(403b) Crosslinking Metal Manoparticles Into the Polymer Backbone of Hydrogels Enables Preparation of Soft, Magnetic Field-Driven Actuators with Muscle-Like Flexibility

The combination of force and flexibility enables virtually all body movements in living organisms. Presently used technical machines in contrast, are based on rigid, linear or circular geometries. As a possible alternative, magnetic elastomers can be realized through dispersion of micro- or nanoparticles in polymer matrices and have attracted significant interest as soft actuators in artificial organs, implants, and devices for controlled drug delivery. At present, magnetic particle loss and limited actuator strength have restricted the use of such materials to niche applications. This contribution reports on the direct incorporation of metal nanoparticles into the backbone of a hydrogel and application as an ultra-flexible, yet strong magnetic actuator [1]. Carbon coated cobalt nanoparticles [2] with vinyl anchor functionality were directly incorporated into the polymerization of 2-hydroxyethyl methacrylate (HEMA). To overcome the problem of inhomogeneously dispersed nanoparticles in the polymer, the carbon shell of the particles was covalently functionalized [3] with an organic component similar to the monomer.
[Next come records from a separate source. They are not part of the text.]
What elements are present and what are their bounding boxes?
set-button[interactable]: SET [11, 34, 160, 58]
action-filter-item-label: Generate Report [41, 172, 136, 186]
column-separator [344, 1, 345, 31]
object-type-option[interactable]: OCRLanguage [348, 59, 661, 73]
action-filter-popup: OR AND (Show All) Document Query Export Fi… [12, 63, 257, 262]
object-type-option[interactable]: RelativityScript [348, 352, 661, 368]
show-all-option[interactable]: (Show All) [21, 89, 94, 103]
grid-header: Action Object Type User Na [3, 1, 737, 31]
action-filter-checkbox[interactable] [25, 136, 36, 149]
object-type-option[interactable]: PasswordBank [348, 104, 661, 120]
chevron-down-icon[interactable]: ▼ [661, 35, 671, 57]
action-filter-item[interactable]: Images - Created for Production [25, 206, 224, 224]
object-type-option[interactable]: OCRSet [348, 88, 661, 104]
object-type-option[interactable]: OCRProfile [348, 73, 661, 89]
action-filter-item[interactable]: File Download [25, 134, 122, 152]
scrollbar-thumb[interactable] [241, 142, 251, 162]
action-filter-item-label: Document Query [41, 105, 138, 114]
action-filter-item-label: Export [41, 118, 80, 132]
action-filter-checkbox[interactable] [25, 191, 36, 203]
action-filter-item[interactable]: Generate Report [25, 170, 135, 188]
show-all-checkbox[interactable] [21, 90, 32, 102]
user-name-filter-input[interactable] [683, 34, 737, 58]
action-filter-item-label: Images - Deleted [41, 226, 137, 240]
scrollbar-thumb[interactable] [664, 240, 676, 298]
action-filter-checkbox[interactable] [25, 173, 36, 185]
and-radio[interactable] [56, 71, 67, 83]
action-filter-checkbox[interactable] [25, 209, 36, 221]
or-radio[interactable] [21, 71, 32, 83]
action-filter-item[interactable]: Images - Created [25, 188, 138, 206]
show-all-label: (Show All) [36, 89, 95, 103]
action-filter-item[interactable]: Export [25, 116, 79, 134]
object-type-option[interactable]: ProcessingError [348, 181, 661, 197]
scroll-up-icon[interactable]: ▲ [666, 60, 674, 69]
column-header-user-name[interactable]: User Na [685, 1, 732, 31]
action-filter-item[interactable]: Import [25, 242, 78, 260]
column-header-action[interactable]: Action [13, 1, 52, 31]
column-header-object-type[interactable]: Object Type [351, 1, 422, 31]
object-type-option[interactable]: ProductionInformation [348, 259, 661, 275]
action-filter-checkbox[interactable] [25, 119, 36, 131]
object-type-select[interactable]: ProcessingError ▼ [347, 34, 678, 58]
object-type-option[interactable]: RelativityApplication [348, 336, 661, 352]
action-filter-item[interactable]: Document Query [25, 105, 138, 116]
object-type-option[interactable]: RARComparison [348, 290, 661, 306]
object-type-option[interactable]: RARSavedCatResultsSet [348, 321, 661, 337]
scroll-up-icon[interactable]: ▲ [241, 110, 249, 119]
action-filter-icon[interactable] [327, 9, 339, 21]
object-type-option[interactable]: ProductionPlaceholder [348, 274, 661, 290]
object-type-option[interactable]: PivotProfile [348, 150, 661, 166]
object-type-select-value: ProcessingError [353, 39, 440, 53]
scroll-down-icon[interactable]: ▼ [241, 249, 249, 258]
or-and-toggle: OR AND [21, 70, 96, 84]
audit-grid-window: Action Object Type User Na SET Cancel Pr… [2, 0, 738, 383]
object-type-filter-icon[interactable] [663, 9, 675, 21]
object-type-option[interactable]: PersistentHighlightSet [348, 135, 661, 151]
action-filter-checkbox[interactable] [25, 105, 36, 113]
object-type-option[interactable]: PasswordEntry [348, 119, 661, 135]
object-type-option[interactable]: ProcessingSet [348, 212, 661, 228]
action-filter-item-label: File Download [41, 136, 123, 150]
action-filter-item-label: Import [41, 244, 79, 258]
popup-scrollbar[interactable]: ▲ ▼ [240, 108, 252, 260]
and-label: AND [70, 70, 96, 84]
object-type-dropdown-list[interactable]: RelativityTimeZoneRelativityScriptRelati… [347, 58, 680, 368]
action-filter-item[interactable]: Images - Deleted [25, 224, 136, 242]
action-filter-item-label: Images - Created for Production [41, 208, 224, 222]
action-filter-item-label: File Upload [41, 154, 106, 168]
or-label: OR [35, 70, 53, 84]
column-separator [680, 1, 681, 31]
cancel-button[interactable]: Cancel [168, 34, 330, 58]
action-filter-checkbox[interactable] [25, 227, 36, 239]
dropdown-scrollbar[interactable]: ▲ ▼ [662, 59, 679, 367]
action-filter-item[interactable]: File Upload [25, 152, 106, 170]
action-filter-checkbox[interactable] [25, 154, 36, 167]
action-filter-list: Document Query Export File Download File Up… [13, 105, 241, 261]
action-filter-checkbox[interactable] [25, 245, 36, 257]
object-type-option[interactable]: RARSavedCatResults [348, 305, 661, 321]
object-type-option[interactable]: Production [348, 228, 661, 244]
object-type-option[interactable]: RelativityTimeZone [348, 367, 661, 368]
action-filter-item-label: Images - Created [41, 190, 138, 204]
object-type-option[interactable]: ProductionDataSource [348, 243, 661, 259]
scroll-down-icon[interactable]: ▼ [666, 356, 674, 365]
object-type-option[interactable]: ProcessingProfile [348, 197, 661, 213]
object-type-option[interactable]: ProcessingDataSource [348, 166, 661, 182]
Later favored the in-situ polymerization of the magnetic particles with the monomer and resulted in the formation of a highly magnetic, mechanical stable and homogenously dispersed polymer. Since metals have a far higher saturation magnetization and higher density than oxides, the resulting increased force/volume ratio afforded significantly stronger magnetic actuators with high mechanical stability, elasticity, and shape memory effect. Depending on the final shape, different polymer blocks (60 wt% nanoparticles with respect to monomer) could be produced offering an alternative approach to flexible and magnetic actuators and artificial muscles. References: 1) R. Fuhrer, E.K. Athanassiou, N.A. Luechinger, W.J. Stark, Small, 2009, 5, 383-8 2) E.K. Athanassiou, R.N. Grass, W.J. Stark, Nanotechnolgy, 2006, 17, 1668-73 3) R.N. Grass, E.K. Athanassiou, W.J. Stark, Angew. Chem. Int. Ed., 2007, 46, 4909-12 Figure 1: Photo of as prepared soft magnetic hydrogel (a). By applying an external magnetic field the polymer can contract or elongate making it appropriate in application such as for magnetic actuator or even artificial muscles (b).